J’avais vu et revu ces merveilles ; j’avais admiré tous les romanesques points de vue de la vieille cité : il me fallait d’autres amusements. La période des grandes chaleurs approchait ; la plupart des familles aisées avaient pris la clef des champs ; des essaims de citadins s’étaient envolés aux grandes stations balnéaires : Cacouanna, Murray Bay, Métis, Rimouski.

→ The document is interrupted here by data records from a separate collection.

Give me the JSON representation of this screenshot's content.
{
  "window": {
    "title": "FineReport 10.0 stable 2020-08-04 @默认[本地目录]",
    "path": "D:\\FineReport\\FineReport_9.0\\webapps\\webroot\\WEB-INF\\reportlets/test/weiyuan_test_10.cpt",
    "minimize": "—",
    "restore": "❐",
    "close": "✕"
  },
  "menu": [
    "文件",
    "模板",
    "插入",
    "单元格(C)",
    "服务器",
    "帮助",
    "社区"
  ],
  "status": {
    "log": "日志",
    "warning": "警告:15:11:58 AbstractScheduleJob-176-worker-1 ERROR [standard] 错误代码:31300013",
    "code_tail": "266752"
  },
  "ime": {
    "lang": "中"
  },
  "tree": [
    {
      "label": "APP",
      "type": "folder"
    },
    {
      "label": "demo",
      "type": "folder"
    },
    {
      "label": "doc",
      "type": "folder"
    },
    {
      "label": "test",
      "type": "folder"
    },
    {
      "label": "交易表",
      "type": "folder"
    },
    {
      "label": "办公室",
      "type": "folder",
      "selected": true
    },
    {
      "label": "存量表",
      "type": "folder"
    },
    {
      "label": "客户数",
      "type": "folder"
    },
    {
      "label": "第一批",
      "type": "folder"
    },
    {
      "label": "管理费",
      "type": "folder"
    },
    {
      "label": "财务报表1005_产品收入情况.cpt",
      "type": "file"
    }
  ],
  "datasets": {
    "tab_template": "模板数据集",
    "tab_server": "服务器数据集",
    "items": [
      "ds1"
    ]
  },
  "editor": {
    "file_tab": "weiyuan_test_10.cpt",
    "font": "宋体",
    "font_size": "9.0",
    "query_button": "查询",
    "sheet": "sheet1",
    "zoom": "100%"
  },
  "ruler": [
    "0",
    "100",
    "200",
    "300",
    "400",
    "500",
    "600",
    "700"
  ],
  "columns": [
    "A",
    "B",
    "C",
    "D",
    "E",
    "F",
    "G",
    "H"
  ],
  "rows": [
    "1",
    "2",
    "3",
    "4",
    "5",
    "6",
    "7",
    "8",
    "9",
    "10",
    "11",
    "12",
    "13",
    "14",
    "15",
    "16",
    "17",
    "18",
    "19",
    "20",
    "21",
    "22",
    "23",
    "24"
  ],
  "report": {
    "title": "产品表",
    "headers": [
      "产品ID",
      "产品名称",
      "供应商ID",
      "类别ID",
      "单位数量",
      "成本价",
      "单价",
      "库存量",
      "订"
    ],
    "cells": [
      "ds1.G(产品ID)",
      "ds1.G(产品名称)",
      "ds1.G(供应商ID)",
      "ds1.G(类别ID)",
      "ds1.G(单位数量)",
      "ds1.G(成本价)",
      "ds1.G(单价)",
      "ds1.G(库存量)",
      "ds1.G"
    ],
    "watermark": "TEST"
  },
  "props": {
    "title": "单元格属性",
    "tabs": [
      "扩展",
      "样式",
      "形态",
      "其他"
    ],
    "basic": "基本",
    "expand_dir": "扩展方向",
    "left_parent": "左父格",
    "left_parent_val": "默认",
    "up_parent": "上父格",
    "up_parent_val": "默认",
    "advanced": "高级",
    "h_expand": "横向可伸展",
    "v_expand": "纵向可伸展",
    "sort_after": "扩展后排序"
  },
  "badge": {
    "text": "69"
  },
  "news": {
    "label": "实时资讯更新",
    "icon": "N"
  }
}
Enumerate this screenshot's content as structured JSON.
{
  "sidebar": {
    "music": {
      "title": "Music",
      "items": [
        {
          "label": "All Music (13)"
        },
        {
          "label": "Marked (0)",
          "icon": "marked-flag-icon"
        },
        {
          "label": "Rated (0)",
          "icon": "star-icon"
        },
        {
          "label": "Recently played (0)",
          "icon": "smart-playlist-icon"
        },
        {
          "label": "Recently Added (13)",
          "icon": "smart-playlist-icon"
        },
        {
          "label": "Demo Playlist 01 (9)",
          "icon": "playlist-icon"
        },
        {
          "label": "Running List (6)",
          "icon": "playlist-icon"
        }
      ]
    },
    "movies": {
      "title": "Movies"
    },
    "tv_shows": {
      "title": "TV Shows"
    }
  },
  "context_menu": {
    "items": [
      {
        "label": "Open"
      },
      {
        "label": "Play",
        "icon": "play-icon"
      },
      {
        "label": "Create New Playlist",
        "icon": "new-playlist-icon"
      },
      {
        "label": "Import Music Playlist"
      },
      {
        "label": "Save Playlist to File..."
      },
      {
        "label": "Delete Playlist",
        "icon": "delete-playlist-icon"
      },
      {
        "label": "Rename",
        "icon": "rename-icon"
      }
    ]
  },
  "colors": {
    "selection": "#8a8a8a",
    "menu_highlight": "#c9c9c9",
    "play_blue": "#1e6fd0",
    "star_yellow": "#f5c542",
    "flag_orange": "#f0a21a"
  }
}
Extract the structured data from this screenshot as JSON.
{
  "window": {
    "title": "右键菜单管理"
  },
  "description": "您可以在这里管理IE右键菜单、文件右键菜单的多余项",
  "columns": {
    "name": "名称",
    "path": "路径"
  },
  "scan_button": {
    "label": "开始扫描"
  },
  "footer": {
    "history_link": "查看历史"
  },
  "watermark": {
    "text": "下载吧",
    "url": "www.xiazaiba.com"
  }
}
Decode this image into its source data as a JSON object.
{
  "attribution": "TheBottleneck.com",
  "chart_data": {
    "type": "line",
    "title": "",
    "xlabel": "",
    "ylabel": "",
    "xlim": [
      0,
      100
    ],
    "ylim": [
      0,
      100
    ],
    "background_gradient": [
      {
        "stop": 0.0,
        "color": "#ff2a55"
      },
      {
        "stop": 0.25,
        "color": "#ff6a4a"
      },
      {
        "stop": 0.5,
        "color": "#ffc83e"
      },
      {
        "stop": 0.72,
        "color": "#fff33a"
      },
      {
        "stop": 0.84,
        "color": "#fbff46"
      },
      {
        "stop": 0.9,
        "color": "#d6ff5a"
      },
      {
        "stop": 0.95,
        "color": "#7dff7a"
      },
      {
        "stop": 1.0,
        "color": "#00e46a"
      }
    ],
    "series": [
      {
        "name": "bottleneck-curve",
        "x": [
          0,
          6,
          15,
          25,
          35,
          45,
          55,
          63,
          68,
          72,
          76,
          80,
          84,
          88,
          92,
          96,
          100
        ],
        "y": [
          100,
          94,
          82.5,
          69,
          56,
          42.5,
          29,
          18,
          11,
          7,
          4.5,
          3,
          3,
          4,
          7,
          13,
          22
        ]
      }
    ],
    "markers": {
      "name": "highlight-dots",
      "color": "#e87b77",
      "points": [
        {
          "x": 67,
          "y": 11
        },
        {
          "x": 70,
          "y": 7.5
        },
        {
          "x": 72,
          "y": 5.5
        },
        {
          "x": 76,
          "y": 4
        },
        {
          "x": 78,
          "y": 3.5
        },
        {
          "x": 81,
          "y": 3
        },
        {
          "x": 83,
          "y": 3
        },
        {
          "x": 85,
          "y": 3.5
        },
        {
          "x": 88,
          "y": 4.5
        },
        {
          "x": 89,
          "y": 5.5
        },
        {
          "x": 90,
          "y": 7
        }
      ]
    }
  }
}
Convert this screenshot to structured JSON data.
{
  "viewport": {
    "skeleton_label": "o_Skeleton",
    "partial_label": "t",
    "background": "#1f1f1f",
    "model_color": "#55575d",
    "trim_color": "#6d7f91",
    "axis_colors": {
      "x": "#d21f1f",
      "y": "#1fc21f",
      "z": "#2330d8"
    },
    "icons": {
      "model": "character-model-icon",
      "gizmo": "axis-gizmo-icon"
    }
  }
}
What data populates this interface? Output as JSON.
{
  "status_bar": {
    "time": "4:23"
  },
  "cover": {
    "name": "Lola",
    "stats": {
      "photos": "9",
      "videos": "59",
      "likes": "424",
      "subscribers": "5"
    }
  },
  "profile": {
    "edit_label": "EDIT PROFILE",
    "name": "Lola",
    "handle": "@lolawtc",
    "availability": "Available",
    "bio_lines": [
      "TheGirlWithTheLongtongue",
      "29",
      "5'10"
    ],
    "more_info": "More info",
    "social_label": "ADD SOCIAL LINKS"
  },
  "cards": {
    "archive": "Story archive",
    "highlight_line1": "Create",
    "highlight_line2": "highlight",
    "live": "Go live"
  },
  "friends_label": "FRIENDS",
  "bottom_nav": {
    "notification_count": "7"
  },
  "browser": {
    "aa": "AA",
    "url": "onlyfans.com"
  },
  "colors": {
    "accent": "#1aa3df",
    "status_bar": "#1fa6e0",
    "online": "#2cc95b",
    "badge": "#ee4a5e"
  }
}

Un jour que je reposais nonchalamment, dans la salle de lecture du Club Stadacona, entouré de Revues et de journaux (le club de la garnison lui a succédé), le garçon de service me remit un billet, où je lus « Le Jacques Cartier est à point pour la pêche ; les eaux baissent ; la truite saute comme une bénédiction ; venez avec le postillon de mercredi sans faute. » (Point de voie ferrée alors dans le voisinage, çà va sans dire). Ô bonheur, m’écriai-je, vite, préparons canne à pêche, lignes, hameçons, mouches !

Le mercredi suivant, à midi sonnant, j’avais rejoint à sa modeste hôtellerie, au pied de la côte d’Abraham, l’alerte postillon, dont le buck-board attendait à la porte.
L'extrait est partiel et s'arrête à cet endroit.